Changing the ECR automated re-scan duration

The ECR automated re-scan duration setting determines how long Amazon Inspector continuously monitors images pushed into repositories. When the number of days from when an image is first pushed exceeds the automated re-scan duration configuration Amazon Inspector will no longer monitor the image. When Amazon Inspector stops monitoring an image the scan status of the image is changed to inactive with a reason code of expired, and all associated findings for the image are scheduled to be closed.

You can set the ECR automated re-scan duration in Amazon Inspector to best suit your environment. For example, if you build images frequently a shorter scan duration is sufficient. However, if you continue to use images for long periods of time you can choose a longer scan duration. The following scan duration options are available:

  • 30 days

  • 180 days

  • Lifetime


The default scan duration for new accounts and new accounts added through organizations is Lifetime. This means images are scanned until they are deleted.

To change the ECR automated re-scan duration:

  1. In the navigation pane, expand Settings and then select General.

  2. Under ECR automated re-scan duration choose a setting.

  3. Select Save. Your new setting applies immediately.

When you increase the duration from a shorter value to a longer value, such as 30 days to 180 days, Amazon Inspector applies the change to all images actively being scanned in repositories configured for continual scanning. However, images that are already expired remain expired.

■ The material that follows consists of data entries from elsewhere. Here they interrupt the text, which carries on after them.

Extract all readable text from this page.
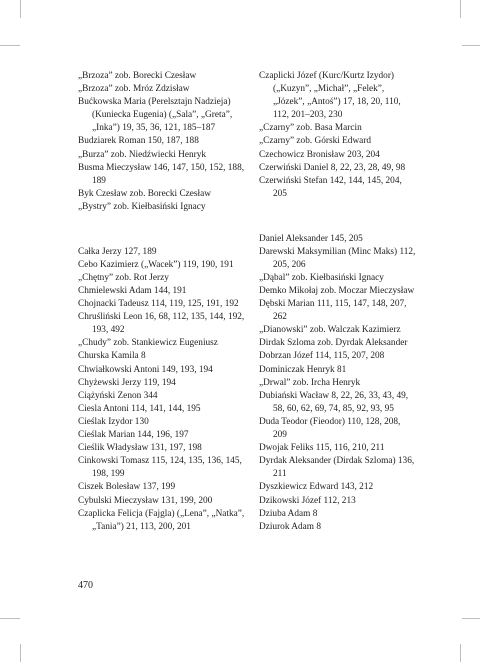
„Brzoza” zob. Borecki Czesław

„Brzoza” zob. Mróz Zdzisław

Bućkowska Maria (Perelsztajn Nadzieja) (Kuniecka Eugenia) („Sala”, „Greta”, „Inka”) 19, 35, 36, 121, 185–187

Budziarek Roman 150, 187, 188

„Burza” zob. Niedźwiecki Henryk

Busma Mieczysław 146, 147, 150, 152, 188, 189

Byk Czesław zob. Borecki Czesław

„Bystry” zob. Kiełbasiński Ignacy

Całka Jerzy 127, 189

Cebo Kazimierz („Wacek”) 119, 190, 191

„Chętny” zob. Rot Jerzy

Chmielewski Adam 144, 191

Chojnacki Tadeusz 114, 119, 125, 191, 192

Chruśliński Leon 16, 68, 112, 135, 144, 192, 193, 492

„Chudy” zob. Stankiewicz Eugeniusz

Churska Kamila 8

Chwiałkowski Antoni 149, 193, 194

Chyżewski Jerzy 119, 194

Ciążyński Zenon 344

Ciesla Antoni 114, 141, 144, 195

Cieślak Izydor 130

Cieślak Marian 144, 196, 197

Cieślik Władysław 131, 197, 198

Cinkowski Tomasz 115, 124, 135, 136, 145, 198, 199

Ciszek Bolesław 137, 199

Cybulski Mieczysław 131, 199, 200

Czaplicka Felicja (Fajgla) („Lena”, „Natka”, „Tania”) 21, 113, 200, 201

Czaplicki Józef (Kurc/Kurtz Izydor) („Kuzyn”, „Michał”, „Felek”, „Józek”, „Antoś”) 17, 18, 20, 110, 112, 201–203, 230

„Czarny” zob. Basa Marcin

„Czarny” zob. Górski Edward

Czechowicz Bronisław 203, 204

Czerwiński Daniel 8, 22, 23, 28, 49, 98

Czerwiński Stefan 142, 144, 145, 204, 205

Daniel Aleksander 145, 205

Darewski Maksymilian (Minc Maks) 112, 205, 206

„Dąbal” zob. Kiełbasiński Ignacy

Demko Mikołaj zob. Moczar Mieczysław

Dębski Marian 111, 115, 147, 148, 207, 262

„Dianowski” zob. Walczak Kazimierz

Dirdak Szloma zob. Dyrdak Aleksander

Dobrzan Józef 114, 115, 207, 208

Dominiczak Henryk 81

„Drwal” zob. Ircha Henryk

Dubiański Wacław 8, 22, 26, 33, 43, 49, 58, 60, 62, 69, 74, 85, 92, 93, 95

Duda Teodor (Fieodor) 110, 128, 208, 209

Dwojak Feliks 115, 116, 210, 211

Dyrdak Aleksander (Dirdak Szloma) 136, 211

Dyszkiewicz Edward 143, 212

Dzikowski Józef 112, 213

Dziuba Adam 8

Dziurok Adam 8

470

When you decrease the duration from a longer value to a shorter value, such as from lifetime to 180 days, Amazon Inspector applies the change to all active images being scanned in repositories configured for continual scanning. Images that are older than your new setting have their scan status changed to expired and are no longer monitored.

Disabling Scans

You can disable Amazon ECR container image scanning or EC2 instance scanning at any time. Disabling all scan types for an account disables Amazon Inspector for that account in that Region. For more information see Disabling Amazon Inspector.

When you disable Amazon ECR container image scanning for any account the Amazon ECR scan type for that account changes from Enhanced scanning with Amazon Inspector to Basic scanning with Amazon ECR.

To disable scans

To complete this procedure for a multi-account environment, follow the steps while signed in as the Amazon Inspector delegated administrator. Member accounts cannot disable scans.

  1. Open the Amazon Inspector console at

  2. Use the Region selector in the upper right to specify the Region where you want to disable scans.

  3. In the navigation pane, choose Settings, and then choose Account Management.

  4. Choose the Accounts tab to see the scan status of an account.

  5. Select the check box for the account or accounts for which you want to disable scans.

  6. From the Actions drop down, select the scan type to disable.